Le Burkina Faso avance vers l’assurance santé universelle. Le RAMU, présenté vendredi 21 novembre 2025 à Ouagadougou, vise à garantir à tous l’accès aux soins sans risque d’appauvrissement.
Le Gouvernement burkinabè franchit une étape décisive vers la mise en œuvre effective du Régime d’assurance maladie universelle (RAMU). Le ministre de la Fonction publique, du Travail et de la Protection sociale, Mathias Traoré, accompagné de son collègue de la Santé, Robert Lucien Jean Claude Kargougou, a animé vendredi 21 novembre 2025 à Ouagadougou une conférence de presse consacrée à l’opérationnalisation de ce dispositif central de protection sociale.
La rencontre avec les médias visait à édifier l’opinion publique sur les avancées techniques et organisationnelles qui permettront d’assurer un accès plus équitable aux soins de santé pour l’ensemble des citoyens vivant au Burkina Faso.
Dans sa déclaration liminaire, le ministre Traoré a rappelé que la santé et la sécurité sociale demeurent des préoccupations majeures pour l’exécutif burkinabè.
Malgré leur inscription dans la Constitution, de profondes disparités subsistent. À ce jour, moins de 10 % de la population bénéficie d’une couverture sociale, tandis que les dépenses directes des ménages atteignent 34 %, dépassant largement la norme maximale de 20 % recommandée par l’Organisation mondiale de la Santé (OMS).

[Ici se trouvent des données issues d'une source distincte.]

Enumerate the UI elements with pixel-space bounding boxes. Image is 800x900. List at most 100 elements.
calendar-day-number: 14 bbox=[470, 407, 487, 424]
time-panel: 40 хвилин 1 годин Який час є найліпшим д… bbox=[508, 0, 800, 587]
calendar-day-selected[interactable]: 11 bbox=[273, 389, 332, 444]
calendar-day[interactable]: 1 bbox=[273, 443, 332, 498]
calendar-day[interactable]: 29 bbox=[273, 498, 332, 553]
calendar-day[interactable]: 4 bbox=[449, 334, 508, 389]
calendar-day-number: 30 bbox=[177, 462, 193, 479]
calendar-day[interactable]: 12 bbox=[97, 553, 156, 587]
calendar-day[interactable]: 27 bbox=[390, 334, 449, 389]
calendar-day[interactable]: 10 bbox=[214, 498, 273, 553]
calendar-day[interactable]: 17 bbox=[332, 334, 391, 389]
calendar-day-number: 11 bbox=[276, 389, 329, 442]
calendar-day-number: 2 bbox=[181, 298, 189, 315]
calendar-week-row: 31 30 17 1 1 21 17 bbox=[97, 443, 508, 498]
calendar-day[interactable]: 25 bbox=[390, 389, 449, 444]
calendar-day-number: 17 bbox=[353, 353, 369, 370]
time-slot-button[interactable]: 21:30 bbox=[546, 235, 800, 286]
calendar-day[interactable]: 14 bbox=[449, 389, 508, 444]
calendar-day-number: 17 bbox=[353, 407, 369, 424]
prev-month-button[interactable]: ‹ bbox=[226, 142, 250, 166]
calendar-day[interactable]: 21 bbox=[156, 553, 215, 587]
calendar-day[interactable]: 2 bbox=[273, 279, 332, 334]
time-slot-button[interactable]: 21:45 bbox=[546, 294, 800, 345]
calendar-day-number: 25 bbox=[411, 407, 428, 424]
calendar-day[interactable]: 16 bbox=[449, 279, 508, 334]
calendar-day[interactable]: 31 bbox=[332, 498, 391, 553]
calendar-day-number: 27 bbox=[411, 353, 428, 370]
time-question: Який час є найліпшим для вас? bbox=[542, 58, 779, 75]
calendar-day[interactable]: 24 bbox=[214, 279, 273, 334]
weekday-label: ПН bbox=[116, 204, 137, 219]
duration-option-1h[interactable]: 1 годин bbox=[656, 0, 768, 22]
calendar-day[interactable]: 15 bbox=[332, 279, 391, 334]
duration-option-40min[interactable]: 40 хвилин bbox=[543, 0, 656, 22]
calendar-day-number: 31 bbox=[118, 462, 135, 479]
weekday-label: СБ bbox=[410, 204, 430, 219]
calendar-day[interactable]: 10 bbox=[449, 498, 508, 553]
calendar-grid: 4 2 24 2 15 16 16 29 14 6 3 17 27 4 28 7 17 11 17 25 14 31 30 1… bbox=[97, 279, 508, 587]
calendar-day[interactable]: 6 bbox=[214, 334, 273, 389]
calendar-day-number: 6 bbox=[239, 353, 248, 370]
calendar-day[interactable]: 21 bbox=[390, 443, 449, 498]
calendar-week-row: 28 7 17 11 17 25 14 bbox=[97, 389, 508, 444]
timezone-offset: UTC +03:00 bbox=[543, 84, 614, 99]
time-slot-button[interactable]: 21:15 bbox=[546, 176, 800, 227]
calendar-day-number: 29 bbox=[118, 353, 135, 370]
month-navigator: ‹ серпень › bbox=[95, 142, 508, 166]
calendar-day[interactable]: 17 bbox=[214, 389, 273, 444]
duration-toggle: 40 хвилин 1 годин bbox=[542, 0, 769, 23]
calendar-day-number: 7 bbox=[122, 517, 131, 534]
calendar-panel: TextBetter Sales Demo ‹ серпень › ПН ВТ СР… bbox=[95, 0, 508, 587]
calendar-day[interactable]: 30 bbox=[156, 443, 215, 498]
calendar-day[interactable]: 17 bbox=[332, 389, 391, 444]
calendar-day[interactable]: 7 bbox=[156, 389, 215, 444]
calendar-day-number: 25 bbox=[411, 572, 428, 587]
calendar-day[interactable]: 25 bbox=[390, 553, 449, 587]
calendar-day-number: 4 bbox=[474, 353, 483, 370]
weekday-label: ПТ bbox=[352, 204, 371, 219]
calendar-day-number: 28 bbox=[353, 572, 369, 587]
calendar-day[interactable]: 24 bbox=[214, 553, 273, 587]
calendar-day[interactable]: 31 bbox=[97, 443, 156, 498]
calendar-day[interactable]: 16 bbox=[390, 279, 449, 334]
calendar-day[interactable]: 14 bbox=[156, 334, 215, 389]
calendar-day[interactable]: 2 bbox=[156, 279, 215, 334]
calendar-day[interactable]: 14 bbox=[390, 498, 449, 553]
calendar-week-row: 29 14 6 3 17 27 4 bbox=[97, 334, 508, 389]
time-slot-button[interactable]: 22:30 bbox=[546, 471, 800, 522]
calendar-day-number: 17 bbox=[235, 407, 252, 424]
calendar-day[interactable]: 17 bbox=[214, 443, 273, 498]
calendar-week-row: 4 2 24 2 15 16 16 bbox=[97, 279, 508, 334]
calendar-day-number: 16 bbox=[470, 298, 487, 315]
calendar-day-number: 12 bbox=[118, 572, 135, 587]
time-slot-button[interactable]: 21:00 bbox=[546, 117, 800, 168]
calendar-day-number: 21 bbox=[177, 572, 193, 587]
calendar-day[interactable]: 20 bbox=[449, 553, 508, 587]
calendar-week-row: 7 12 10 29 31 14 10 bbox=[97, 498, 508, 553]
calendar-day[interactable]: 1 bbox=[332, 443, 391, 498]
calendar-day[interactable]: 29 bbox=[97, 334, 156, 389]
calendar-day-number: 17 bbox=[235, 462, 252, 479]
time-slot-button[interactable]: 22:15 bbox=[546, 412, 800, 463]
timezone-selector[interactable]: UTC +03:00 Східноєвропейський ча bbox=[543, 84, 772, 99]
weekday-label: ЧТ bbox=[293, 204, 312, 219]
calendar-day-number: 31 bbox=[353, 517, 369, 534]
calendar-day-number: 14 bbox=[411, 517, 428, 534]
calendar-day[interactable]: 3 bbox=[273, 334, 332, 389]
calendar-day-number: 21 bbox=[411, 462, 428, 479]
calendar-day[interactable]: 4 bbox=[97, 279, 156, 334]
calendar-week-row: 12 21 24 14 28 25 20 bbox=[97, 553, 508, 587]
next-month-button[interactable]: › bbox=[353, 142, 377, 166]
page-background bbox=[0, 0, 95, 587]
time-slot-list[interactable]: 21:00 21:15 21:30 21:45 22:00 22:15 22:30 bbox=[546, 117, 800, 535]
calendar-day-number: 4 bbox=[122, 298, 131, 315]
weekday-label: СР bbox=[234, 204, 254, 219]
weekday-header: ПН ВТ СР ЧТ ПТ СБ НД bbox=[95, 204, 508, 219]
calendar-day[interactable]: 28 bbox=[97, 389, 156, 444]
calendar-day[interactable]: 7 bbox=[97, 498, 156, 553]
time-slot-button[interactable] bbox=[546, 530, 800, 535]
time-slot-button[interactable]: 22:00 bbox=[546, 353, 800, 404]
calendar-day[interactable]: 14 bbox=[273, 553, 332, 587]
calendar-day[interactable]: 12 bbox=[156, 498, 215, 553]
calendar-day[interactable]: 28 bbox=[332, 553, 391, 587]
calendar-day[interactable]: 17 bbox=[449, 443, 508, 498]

Pour le responsable burkinabè, ces chiffres illustrent la nécessité urgente d’un mécanisme structurant permettant de réduire la vulnérabilité financière liée à la maladie.
« La mise en œuvre du RAMU permettra à chaque citoyen vivant au Burkina Faso de se soigner sans risque de s’appauvrir en cas de maladie ou de maternité », a-t-il affirmé. Il a précisé que le nouveau régime n’entre pas en concurrence avec les mutuelles sociales existantes, mais prévoit des mécanismes d’articulation adaptés.
Par ailleurs, la souscription volontaire à une assurance complémentaire commerciale reste possible.
Le RAMU couvrira un vaste panier de soins incluant les consultations, examens cliniques et biologiques, interventions chirurgicales, soins liés à la maternité, hospitalisations, soins ambulatoires, explorations fonctionnelles, radiologie, imagerie médicale, rééducation fonctionnelle, kinésithérapie, transport médicalisé des patients ainsi que la consultation de médecine traditionnelle agréée.
Ces prestations seront disponibles au sein de toutes les structures conventionnées par la Caisse nationale d’assurance maladie universelle (CNAMU), qu’elles soient publiques ou privées.
Concernant les modalités de contribution, le Ministre a indiqué que les agents publics de l’État, les travailleurs salariés et assimilés cotiseront à hauteur de 5 % de leur rémunération brute, partagée entre employeur et employé. Les travailleurs indépendants du secteur formel verseront 15 000 F CFA par mois, ceux de l’économie informelle 4 000 F CFA, tandis que les pensionnés contribueront à hauteur de 2 % de leur pension. L’État prendra en charge la cotisation des personnes indigentes, fixée à 4 000 F CFA mensuels.
Le paiement de la cotisation ouvrira automatiquement les droits pour l’assuré ainsi que pour les membres de sa famille à charge.
Le démarrage effectif des prestations est fixé au 1er février 2026. Une phase pilote concernera d’abord les fonctionnaires de l’État des régions du Kadiogo et du Guiriko déjà immatriculés, afin d’ajuster les mécanismes avant une généralisation à l’échelle nationale. Les immatriculations se poursuivent dans les différents points dédiés de Ouagadougou et dans les Directions régionales du Travail et de la Protection sociale.